Leader of Cambridgeshire County Council
- Incumbent
- Assumed office 18 May 2021
- Deputy: Lorna Dupré
- Preceded by: Steve Count

Lib Dem Group Leader on Cambridgeshire County Council
- Incumbent
- Assumed office May 2015
- Deputy: Maurice Leeke David Jenkins Lorna Dupré
- Preceded by: Maurice Leeke

Member of the European Parliament for East of England
- In office 2 July 2019 – 31 January 2020
- Preceded by: David Campbell Bannerman
- Succeeded by: Constituency abolished

Cambridgeshire County Councillor for Newnham (2009-2025), Cambourne (2025-
- Incumbent
- Assumed office 4 June 2009
- Preceded by: Alexander Reid
- Majority: 548 (23.0%)

Personal details
- Born: Lucy Kathleen Sellwood 6 February 1973 (age 53) Southampton, England
- Party: Liberal Democrats
- Spouse: Andrew Nethsingha

= Lucy Nethsingha =

British politician (born 1973)

Lucy Kathleen Nethsingha (née Sellwood; born 6 February 1973) is a British Liberal Democrat politician who has served as Leader of Cambridgeshire County Council since 2021, and leader of the Liberal Democrat group on the council since 2015. She was a Member of the European Parliament (MEP) for the East of England from 2019 until 2020.

==Early life==
Born in Southampton in 1973, she attended the comprehensive Penair School, in Truro, to the age of 16. She attended the sixth form of the independent Truro School, then gained a BSc degree in Psychology from the University of Southampton.

== Politics ==
Nethsingha served as a Liberal Democrat councillor on Gloucester City Council from 2004 to 2008. After moving to Cambridgeshire, Nethsingha was elected for the Newnham division on Cambridgeshire County Council as a Liberal Democrat at the 2009 election, and has been leader of the Liberal Democrat Group on the council since 2015 (she had previously been deputy leader since 2011).

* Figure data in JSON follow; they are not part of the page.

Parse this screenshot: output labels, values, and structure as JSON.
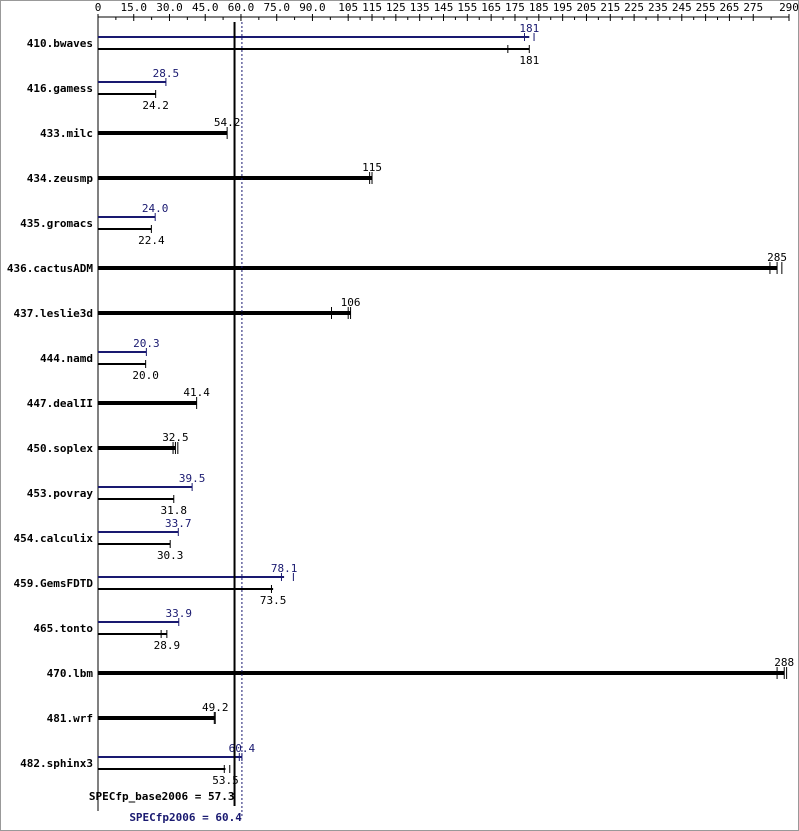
{
  "chart_data": {
    "type": "bar",
    "orientation": "horizontal",
    "xlim": [
      0,
      290
    ],
    "xticks": [
      0,
      15,
      30,
      45,
      60,
      75,
      90,
      105,
      115,
      125,
      135,
      145,
      155,
      165,
      175,
      185,
      195,
      205,
      215,
      225,
      235,
      245,
      255,
      265,
      275,
      290
    ],
    "xtick_labels": [
      "0",
      "15.0",
      "30.0",
      "45.0",
      "60.0",
      "75.0",
      "90.0",
      "105",
      "115",
      "125",
      "135",
      "145",
      "155",
      "165",
      "175",
      "185",
      "195",
      "205",
      "215",
      "225",
      "235",
      "245",
      "255",
      "265",
      "275",
      "290"
    ],
    "colors": {
      "peak": "#191970",
      "base": "#000000"
    },
    "benchmarks": [
      {
        "name": "410.bwaves",
        "peak": 181,
        "peak_label": "181",
        "peak_runs": [
          179,
          183
        ],
        "base": 181,
        "base_label": "181",
        "base_runs": [
          172,
          181
        ]
      },
      {
        "name": "416.gamess",
        "peak": 28.5,
        "peak_label": "28.5",
        "peak_runs": [
          28.5
        ],
        "base": 24.2,
        "base_label": "24.2",
        "base_runs": [
          24.2
        ]
      },
      {
        "name": "433.milc",
        "same": true,
        "base": 54.2,
        "base_label": "54.2",
        "base_runs": [
          54.2
        ]
      },
      {
        "name": "434.zeusmp",
        "same": true,
        "base": 115,
        "base_label": "115",
        "base_runs": [
          114,
          115
        ]
      },
      {
        "name": "435.gromacs",
        "peak": 24.0,
        "peak_label": "24.0",
        "peak_runs": [
          24.0
        ],
        "base": 22.4,
        "base_label": "22.4",
        "base_runs": [
          22.4
        ]
      },
      {
        "name": "436.cactusADM",
        "same": true,
        "base": 285,
        "base_label": "285",
        "base_runs": [
          282,
          285,
          287
        ]
      },
      {
        "name": "437.leslie3d",
        "same": true,
        "base": 106,
        "base_label": "106",
        "base_runs": [
          98,
          105,
          106
        ]
      },
      {
        "name": "444.namd",
        "peak": 20.3,
        "peak_label": "20.3",
        "peak_runs": [
          20.3
        ],
        "base": 20.0,
        "base_label": "20.0",
        "base_runs": [
          20.0
        ]
      },
      {
        "name": "447.dealII",
        "same": true,
        "base": 41.4,
        "base_label": "41.4",
        "base_runs": [
          41.4
        ]
      },
      {
        "name": "450.soplex",
        "same": true,
        "base": 32.5,
        "base_label": "32.5",
        "base_runs": [
          31.5,
          32.5,
          33.5
        ]
      },
      {
        "name": "453.povray",
        "peak": 39.5,
        "peak_label": "39.5",
        "peak_runs": [
          39.5
        ],
        "base": 31.8,
        "base_label": "31.8",
        "base_runs": [
          31.8
        ]
      },
      {
        "name": "454.calculix",
        "peak": 33.7,
        "peak_label": "33.7",
        "peak_runs": [
          33.7
        ],
        "base": 30.3,
        "base_label": "30.3",
        "base_runs": [
          30.3
        ]
      },
      {
        "name": "459.GemsFDTD",
        "peak": 78.1,
        "peak_label": "78.1",
        "peak_runs": [
          77.0,
          82.0
        ],
        "base": 73.5,
        "base_label": "73.5",
        "base_runs": [
          72.8
        ]
      },
      {
        "name": "465.tonto",
        "peak": 33.9,
        "peak_label": "33.9",
        "peak_runs": [
          33.9
        ],
        "base": 28.9,
        "base_label": "28.9",
        "base_runs": [
          26.5,
          28.9
        ]
      },
      {
        "name": "470.lbm",
        "same": true,
        "base": 288,
        "base_label": "288",
        "base_runs": [
          285,
          288,
          289
        ]
      },
      {
        "name": "481.wrf",
        "same": true,
        "base": 49.2,
        "base_label": "49.2",
        "base_runs": [
          48.8,
          49.2
        ]
      },
      {
        "name": "482.sphinx3",
        "peak": 60.4,
        "peak_label": "60.4",
        "peak_runs": [
          59.3,
          60.4
        ],
        "base": 53.5,
        "base_label": "53.5",
        "base_runs": [
          53.0,
          55.3
        ]
      }
    ],
    "summary": {
      "base_value": 57.3,
      "base_label": "SPECfp_base2006 = 57.3",
      "peak_value": 60.4,
      "peak_label": "SPECfp2006 = 60.4"
    }
  }
}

At the 2025 Cambridgeshire County Council election she was elected for the Cambourne division and the Liberal Democrats took majority control of the county council. From 2016 to 2024, she also represented the Newnham ward on Cambridge City Council.

She unsuccessfully contested the North East Cambridgeshire parliamentary constituency in the 2015 general election, finishing in fourth place out of five candidates with 2,314 votes (4.5%). In the snap general election held two years later, she contested South East Cambridgeshire and finished last out of three candidates with 11,958 votes (19.0%).

Nethsingha became a Member of the European Parliament in the 2019 elections, until 2020 when the United Kingdom left the EU.

After the 2021 Cambridgeshire County Council election she became leader of the council after agreeing a deal with the Labour and Independent groups.

== Personal life ==
Nethsingha grew up in Cornwall, which she states made her aware of the importance of caring for the environment. She is a teacher by profession and holds a master's degree from the University of Cambridge.

In 1996 she married Andrew Nethsingha, who has been organist and master of the choristers at Westminster Abbey since 2023. They have three children.